From Ian Cooper, Author Trigger Point Trade Alerts
Keep an eye on shares of Nio Inc. (NIO).
Oversold at its 50- and 200-day moving averages, NIO could run from $44 back to $55, near-term. All thanks to accelerating momentum with electric vehicle growth.
In June 2021, NIO delivered 8,083 vehicles in June 2021, a new monthly record representing a robust 116.1% year-over-year growth. For May, the company delivered 6,711 vehicles in May 2021, 95.3% year-over-year growth. Believing July 2021 delivery numbers will be just as impressive, recent weakness could be a great opportunity.
Plus, it’s running on accelerating global EV demand.
Remember, countries all over the world have pledged to cut emissions. The U.S. just pledged to reduce emissions by up to 52% over the next several years. Europe wants to cut CO2 emissions by up to 55% by 2030. China says it’ll stop releasing CO2 in the next 40 years.
To help, says the International Energy Agency (IEA), we have to stop using gas-powered vehicles in the next 14 years, abandoning coal mines, and ending oil exploration. All are substantial catalysts for further electric vehicle adoption.

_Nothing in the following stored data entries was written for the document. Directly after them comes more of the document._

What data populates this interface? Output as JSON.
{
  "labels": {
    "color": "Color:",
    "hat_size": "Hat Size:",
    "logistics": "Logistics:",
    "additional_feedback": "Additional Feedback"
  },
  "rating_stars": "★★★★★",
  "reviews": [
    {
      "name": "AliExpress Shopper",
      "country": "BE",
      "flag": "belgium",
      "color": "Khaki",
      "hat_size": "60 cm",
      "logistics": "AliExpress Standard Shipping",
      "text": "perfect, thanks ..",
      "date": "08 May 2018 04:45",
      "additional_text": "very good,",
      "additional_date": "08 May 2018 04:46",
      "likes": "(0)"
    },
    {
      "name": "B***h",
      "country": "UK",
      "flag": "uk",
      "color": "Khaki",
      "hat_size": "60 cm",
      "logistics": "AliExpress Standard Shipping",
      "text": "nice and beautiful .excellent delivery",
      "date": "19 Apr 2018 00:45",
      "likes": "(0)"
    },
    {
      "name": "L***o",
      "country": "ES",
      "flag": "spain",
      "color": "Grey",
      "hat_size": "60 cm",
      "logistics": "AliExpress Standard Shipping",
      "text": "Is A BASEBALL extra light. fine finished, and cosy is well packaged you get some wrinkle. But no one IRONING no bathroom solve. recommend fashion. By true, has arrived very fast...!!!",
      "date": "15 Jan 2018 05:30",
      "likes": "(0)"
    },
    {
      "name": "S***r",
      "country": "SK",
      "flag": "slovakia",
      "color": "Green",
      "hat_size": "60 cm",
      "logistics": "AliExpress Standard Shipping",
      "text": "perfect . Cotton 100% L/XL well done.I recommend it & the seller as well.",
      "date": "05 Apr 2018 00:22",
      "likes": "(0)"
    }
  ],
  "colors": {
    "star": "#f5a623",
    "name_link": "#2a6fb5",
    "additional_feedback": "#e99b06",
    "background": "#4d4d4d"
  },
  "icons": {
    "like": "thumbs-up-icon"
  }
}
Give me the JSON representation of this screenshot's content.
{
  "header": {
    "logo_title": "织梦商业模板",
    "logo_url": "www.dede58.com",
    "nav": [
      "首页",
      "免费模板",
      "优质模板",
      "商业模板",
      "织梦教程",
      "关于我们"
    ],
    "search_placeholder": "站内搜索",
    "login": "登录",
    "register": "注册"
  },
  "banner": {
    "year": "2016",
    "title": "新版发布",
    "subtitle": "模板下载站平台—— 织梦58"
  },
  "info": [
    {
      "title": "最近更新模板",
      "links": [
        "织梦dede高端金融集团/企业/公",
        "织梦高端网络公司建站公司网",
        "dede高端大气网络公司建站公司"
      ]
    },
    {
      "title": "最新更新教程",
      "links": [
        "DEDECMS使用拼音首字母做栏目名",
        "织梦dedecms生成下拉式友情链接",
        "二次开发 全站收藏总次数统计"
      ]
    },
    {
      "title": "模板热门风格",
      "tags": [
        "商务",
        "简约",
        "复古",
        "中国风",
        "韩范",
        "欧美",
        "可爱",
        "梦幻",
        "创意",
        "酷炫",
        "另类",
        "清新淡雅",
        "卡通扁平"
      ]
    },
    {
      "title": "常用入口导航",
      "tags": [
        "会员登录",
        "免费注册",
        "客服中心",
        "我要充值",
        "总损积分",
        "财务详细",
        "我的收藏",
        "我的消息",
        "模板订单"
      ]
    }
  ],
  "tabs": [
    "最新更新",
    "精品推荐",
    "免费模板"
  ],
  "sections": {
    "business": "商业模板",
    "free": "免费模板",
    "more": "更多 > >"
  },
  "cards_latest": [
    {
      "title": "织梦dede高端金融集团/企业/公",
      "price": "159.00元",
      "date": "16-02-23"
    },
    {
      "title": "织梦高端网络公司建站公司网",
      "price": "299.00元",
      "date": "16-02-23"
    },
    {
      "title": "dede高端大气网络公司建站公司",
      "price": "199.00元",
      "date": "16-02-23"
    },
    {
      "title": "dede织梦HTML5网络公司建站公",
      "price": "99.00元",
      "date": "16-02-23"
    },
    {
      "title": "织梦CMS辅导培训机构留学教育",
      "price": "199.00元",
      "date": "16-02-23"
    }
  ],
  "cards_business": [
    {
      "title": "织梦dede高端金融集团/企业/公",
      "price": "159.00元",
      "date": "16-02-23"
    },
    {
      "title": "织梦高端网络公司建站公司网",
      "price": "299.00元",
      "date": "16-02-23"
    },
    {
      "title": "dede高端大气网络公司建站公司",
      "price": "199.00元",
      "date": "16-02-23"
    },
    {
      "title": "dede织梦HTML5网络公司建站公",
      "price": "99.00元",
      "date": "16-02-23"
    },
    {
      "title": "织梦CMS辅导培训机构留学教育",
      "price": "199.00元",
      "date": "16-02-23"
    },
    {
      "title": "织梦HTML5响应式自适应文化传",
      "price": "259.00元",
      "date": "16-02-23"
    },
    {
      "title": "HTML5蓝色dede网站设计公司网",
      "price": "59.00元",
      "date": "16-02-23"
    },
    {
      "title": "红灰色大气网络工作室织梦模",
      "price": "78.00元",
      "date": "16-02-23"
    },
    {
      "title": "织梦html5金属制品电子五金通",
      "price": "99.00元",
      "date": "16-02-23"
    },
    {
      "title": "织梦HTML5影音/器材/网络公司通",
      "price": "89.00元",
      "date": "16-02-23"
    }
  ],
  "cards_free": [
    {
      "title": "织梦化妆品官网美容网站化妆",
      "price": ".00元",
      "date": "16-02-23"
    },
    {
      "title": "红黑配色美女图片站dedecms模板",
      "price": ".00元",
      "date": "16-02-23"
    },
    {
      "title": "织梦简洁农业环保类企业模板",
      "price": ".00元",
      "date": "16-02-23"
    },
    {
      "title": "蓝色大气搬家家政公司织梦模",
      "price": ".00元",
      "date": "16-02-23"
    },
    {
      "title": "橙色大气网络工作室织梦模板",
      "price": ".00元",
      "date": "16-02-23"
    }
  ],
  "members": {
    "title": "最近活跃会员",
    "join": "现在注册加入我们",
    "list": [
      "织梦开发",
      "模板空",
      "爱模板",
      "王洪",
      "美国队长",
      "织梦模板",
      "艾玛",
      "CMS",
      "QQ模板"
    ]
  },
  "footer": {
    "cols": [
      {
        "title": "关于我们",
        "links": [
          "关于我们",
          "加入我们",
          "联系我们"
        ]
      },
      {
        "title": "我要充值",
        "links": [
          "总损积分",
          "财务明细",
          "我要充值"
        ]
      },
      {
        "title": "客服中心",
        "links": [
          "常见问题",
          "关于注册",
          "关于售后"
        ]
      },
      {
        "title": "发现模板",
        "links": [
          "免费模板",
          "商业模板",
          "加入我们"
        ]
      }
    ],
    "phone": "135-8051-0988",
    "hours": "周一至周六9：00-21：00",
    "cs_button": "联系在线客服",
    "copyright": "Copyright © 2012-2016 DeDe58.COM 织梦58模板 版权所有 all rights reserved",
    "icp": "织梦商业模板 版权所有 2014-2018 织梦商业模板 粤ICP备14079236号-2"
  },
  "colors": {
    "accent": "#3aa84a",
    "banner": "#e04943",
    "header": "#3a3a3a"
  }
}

General Motors Company even just announced it will boost global spending on EVs to 435 billion through 2025. It will build two additional battery plants in the U.S. That news comes just weeks after Ford Motor announced plans to spend $30 billion on electric vehicles.
In addition, according. To Yahoo Finance, “BofA Global Research lifted its estimated global penetrations for all EVs, including battery electric vehicles (BEVs) and plug-in hybrid electric vehicles (PHEVs), to 23%, 40%, and 67% for 2025, 2030, and 2040, respectively.”